According to South Korea’s Joint Chiefs of Staff (JCS), the launch was detected around 3:50 am local time from the Tongchang-ri site on the west coast of North Korea. The rocket’s path took it over the Yellow Sea, southwest of Jeju Island.
The South Korean military is “maintaining a full readiness posture” in “close cooperation with the US,” the JCS said.
North Korea routinely tests ballistic and cruise missiles without notifying the South or Japan. This time, however, Pyongyang had notified Tokyo that it was planning a “space launch vehicle” takeoff between Thursday and August 31, and designated three maritime danger zones ahead of time.

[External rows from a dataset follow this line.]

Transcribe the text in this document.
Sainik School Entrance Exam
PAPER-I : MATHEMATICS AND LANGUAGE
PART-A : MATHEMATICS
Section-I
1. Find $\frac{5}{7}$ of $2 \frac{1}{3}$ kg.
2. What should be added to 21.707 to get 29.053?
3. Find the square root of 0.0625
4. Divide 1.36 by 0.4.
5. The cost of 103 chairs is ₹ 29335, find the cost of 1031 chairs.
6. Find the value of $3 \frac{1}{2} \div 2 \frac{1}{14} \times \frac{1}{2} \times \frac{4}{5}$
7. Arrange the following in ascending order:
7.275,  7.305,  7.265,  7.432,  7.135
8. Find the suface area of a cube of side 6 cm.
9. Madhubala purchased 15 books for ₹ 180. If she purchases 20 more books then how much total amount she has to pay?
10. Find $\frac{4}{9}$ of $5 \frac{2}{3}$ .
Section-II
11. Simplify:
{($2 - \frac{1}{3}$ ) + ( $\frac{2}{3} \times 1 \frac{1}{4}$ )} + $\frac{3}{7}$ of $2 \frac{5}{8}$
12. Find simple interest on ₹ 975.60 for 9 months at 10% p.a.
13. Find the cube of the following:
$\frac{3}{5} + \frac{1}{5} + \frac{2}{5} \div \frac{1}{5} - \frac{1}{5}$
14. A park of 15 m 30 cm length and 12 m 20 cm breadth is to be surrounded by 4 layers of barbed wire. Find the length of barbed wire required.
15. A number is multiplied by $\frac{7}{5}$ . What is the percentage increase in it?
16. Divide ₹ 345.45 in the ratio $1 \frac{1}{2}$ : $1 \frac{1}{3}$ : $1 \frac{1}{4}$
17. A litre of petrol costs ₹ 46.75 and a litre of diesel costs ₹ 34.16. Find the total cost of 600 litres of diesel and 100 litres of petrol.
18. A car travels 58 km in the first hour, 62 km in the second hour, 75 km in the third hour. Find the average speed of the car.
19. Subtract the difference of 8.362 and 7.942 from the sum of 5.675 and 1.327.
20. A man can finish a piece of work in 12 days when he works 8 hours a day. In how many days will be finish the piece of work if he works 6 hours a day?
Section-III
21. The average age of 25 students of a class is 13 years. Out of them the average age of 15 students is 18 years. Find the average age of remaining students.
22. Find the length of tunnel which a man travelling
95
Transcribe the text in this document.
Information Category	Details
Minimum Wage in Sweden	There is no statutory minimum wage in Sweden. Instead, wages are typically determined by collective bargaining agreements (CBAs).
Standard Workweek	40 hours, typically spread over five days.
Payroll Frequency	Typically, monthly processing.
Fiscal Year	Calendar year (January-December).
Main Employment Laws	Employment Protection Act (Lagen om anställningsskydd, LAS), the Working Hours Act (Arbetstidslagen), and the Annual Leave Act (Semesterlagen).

It was the second attempt by North Korea to put the Malligyong-1 military spy satellite into orbit. The first launch, at the end of May, resulted in failure after the “abnormal start” of the second-stage booster on the Chollima-1 rocket. The North Korean space agency said it would make another attempt in October, according to KCNA.
Meanwhile, South Korea and the US kicked off their annual Ulchi Freedom Shield (UFS) drills on Monday. The 11-day joint military exercise has been condemned by Pyongyang as rehearsal for invasion. The state-run media in Pyongyang claimed that the drills were making a “thermonuclear war” in the region more likely. Washington and Seoul, however, insist that their wargames are purely defensive.
A state of war still technically exists between Pyongyang on one side and Washington and Seoul on the other, since the 1953 armistice that ended the Korean War was never followed up by a peace treaty. The US has around 30,000 troops garrisoned in South Korea.
North Korea has accused Washington of plotting “regime change” in Pyongyang and not engaging in peace talks in good faith. It is not a question whether a nuclear war will break out on the peninsula, only who will start it and when, North Korean Defense Minister General Kang Sun-nam warned earlier this month.